La ayuda soviética se extinguió con el término de la Guerra Fría. Se creyó entonces que llegaría el ocaso. En 1992, el periodista Andrés Oppenheimer publicó La hora final de Castro. El libro fue un bestseller, pero su tesis resultó errónea. El Gobierno logró sobrevivir al “período especial” hasta que en los 2000 llegó al rescate el petróleo chavista.

Aunque aún vestía de verde oliva y usaba la retórica revolucionaria, Fidel sabía que la suya no era más que otra dictadura latinoamericana. “Entiendo cabalmente la situación en que me hallo, que es la de estar al frente de una revolución extinguida”, le hace decir Norberto Fuentes -otro desencantado que partió al exilio- al comandante en La autobiografía de Fidel Castro.

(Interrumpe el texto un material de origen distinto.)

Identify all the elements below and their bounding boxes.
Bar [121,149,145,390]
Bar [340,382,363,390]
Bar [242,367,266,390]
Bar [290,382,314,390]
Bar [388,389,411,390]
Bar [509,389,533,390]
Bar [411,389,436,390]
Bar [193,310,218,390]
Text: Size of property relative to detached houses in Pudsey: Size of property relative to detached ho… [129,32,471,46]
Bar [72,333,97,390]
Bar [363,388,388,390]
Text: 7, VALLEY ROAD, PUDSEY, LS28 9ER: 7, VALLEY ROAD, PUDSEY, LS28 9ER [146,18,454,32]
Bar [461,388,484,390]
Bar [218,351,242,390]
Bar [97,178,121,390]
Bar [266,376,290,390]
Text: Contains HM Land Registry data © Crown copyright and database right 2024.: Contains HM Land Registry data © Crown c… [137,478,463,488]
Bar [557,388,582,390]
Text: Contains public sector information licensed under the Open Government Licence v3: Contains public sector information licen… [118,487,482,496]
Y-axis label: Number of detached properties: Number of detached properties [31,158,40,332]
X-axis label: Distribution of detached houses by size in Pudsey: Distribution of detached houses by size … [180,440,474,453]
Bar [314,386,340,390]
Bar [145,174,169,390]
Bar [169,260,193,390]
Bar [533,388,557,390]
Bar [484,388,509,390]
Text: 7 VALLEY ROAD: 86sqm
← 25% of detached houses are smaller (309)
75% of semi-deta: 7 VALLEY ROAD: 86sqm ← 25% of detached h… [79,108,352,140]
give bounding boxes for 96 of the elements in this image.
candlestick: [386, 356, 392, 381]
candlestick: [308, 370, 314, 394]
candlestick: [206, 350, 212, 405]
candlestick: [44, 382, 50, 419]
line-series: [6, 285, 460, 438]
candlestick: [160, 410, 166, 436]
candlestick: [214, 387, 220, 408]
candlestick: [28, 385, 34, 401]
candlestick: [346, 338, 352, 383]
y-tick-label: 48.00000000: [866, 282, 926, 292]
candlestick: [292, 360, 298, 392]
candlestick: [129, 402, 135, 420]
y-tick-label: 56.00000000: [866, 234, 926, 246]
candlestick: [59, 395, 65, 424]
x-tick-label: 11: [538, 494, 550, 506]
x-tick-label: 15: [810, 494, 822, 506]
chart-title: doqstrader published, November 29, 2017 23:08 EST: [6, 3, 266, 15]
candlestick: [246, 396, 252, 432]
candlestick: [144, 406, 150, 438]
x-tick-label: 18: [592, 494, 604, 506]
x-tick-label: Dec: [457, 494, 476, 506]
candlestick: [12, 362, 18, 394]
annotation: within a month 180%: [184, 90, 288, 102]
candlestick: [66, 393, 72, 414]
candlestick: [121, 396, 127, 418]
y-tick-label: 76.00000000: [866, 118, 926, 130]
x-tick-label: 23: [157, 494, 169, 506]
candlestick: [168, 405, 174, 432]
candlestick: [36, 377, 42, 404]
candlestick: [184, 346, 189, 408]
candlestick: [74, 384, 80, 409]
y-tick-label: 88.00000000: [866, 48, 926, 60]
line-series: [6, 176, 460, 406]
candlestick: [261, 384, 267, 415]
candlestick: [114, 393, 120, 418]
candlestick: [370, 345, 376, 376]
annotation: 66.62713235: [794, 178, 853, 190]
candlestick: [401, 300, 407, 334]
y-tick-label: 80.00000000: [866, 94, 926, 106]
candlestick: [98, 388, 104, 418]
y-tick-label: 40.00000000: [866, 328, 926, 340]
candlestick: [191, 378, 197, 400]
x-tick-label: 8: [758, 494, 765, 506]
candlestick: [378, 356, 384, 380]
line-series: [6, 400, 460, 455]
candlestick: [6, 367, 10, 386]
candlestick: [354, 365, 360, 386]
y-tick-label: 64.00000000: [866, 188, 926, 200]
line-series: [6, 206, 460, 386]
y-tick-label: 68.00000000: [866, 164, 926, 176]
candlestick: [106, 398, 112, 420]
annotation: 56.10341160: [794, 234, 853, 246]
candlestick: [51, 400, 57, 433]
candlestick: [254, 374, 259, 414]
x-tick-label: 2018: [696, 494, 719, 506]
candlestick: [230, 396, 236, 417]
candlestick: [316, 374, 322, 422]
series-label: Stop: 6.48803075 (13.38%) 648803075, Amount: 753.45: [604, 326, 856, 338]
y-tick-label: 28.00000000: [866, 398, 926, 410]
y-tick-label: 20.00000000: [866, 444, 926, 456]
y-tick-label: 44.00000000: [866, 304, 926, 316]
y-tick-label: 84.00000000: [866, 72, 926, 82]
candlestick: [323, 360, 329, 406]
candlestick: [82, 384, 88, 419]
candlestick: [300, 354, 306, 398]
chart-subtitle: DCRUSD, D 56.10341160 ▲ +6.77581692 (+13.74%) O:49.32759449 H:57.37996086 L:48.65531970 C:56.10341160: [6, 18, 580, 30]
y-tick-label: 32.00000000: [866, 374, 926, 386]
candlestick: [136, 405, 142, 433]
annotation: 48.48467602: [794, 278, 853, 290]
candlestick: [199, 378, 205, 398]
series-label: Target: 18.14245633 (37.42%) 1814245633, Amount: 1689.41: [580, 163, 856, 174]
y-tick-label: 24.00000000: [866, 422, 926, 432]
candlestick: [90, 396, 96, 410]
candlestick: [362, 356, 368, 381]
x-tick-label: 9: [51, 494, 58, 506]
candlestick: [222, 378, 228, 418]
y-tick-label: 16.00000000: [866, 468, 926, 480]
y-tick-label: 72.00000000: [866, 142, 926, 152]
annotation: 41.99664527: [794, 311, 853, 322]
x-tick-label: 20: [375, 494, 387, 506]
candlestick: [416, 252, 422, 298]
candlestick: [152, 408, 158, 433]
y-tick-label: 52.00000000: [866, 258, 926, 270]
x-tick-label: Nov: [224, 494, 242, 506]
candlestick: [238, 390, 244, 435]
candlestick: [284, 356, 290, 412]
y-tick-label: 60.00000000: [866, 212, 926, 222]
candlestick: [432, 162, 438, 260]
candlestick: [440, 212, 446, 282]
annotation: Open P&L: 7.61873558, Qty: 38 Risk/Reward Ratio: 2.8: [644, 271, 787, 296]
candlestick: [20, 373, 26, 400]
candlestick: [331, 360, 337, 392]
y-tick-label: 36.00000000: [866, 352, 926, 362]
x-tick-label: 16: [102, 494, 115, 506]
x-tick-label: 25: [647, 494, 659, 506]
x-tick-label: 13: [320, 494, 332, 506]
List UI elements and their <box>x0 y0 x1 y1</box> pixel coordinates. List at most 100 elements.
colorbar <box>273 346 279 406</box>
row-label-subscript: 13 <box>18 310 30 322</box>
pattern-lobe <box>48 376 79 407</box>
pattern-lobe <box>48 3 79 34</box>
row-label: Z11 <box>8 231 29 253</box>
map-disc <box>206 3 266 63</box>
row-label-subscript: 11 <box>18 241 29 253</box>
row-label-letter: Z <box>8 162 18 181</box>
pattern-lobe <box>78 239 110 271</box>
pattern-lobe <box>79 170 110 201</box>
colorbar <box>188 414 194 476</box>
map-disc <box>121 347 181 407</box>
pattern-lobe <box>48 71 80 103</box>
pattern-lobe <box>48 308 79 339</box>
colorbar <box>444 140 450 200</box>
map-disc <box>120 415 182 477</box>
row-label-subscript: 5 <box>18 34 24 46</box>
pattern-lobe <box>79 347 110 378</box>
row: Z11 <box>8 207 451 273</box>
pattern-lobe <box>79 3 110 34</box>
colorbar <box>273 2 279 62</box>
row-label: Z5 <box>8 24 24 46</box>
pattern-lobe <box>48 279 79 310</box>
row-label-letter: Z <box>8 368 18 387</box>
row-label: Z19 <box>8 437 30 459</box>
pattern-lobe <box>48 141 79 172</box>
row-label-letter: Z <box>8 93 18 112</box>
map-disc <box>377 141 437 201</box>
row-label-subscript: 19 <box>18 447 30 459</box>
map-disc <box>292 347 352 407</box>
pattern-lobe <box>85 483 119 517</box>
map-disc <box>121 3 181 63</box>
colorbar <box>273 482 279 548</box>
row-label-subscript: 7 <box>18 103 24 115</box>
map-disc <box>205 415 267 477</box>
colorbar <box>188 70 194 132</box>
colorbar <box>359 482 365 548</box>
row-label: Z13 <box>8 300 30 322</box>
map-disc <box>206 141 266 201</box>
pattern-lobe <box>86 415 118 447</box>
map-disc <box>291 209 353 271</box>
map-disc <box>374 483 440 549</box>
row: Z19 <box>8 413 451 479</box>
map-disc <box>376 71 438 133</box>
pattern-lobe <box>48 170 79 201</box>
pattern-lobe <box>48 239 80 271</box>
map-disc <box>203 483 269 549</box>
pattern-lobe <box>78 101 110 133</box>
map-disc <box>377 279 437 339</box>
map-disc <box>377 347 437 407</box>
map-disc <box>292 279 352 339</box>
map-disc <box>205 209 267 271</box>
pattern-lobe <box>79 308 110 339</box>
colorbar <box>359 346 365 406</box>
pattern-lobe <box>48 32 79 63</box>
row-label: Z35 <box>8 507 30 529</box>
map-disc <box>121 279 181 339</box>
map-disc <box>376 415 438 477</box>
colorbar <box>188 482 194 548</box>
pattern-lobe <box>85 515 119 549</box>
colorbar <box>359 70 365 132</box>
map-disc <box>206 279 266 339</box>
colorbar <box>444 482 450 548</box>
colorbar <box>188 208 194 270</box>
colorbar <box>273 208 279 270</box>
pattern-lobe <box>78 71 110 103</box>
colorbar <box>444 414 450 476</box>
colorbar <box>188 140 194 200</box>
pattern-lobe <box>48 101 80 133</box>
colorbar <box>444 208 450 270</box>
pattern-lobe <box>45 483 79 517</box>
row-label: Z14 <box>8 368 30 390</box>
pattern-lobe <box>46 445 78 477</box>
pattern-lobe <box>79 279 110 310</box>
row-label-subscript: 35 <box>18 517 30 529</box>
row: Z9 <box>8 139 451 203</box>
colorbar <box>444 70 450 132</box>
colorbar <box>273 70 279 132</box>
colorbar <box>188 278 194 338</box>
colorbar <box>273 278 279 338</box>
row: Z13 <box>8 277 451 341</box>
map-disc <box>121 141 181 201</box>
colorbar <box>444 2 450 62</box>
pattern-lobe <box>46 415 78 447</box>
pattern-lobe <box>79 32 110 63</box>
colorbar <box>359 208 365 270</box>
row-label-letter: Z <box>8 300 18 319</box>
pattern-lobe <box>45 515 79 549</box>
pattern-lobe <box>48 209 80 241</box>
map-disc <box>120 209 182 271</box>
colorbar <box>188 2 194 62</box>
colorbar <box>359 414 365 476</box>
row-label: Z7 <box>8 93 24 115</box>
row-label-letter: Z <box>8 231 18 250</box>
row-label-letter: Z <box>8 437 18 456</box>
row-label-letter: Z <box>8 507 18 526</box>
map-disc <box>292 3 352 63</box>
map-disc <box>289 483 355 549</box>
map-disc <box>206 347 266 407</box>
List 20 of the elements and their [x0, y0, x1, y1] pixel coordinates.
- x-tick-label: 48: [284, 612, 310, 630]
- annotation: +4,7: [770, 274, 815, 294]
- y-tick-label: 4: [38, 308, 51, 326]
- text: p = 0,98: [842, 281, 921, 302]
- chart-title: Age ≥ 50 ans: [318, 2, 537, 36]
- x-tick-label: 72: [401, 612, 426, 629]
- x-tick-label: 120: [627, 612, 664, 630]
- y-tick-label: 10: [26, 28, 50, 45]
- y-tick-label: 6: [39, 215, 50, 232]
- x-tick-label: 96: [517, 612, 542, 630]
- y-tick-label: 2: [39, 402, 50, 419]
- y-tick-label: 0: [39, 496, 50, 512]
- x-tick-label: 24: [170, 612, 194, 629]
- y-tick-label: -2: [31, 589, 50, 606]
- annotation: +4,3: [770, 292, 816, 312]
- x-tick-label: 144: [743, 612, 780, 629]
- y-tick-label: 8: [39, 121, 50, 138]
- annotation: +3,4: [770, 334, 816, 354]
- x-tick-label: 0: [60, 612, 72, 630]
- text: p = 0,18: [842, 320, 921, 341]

Nada funcionó para acabar con la dictadura. Ni los múltiples intentos de asesinato de la CIA y los exiliados contra Fidel, ni el embargo ni el diálogo. Cuando, tras el retiro definitivo del caudillo en 2011 y un acuerdo con su hermano Raúl en 2014, Barack Obama abrió las puertas a Cuba, la respuesta del régimen fue nombrar al inmovilista Díaz-Canel como Presidente, quien se ha conformado con administrar la decadencia. Los que se atrevieron a protestar, como en 2021, fueron perseguidos. Imposibilitados de votar en las urnas, los cubanos lo hacen con los pies: más de un millón de personas ha abandonado el país en el último lustro y hoy la población es menor que en 1985.

Ahora, con un régimen política, económica y moralmente quebrado, EEUU ha vuelto a la carga. La administración Trump aprieta las clavijas en el momento de mayor debilidad. Sin petróleo ni divisas, con una actividad turística a la baja, el régimen enfrenta una situación que parece insostenible y, literalmente, atraviesa su hora más oscura: 63% de los cubanos estuvo sin luz el sábado. Fiel a su estilo, Trump parece querer llevar a La Habana hasta el punto de quiebre para forzarla a negociar en desventaja y desesperación. Ha dicho que existen conversaciones con el liderazgo cubano, en lo que asoma como una estrategia similar a la utilizada con Maduro. ¿Está cerca, ahora sí, la hora final del régimen castrista en Cuba?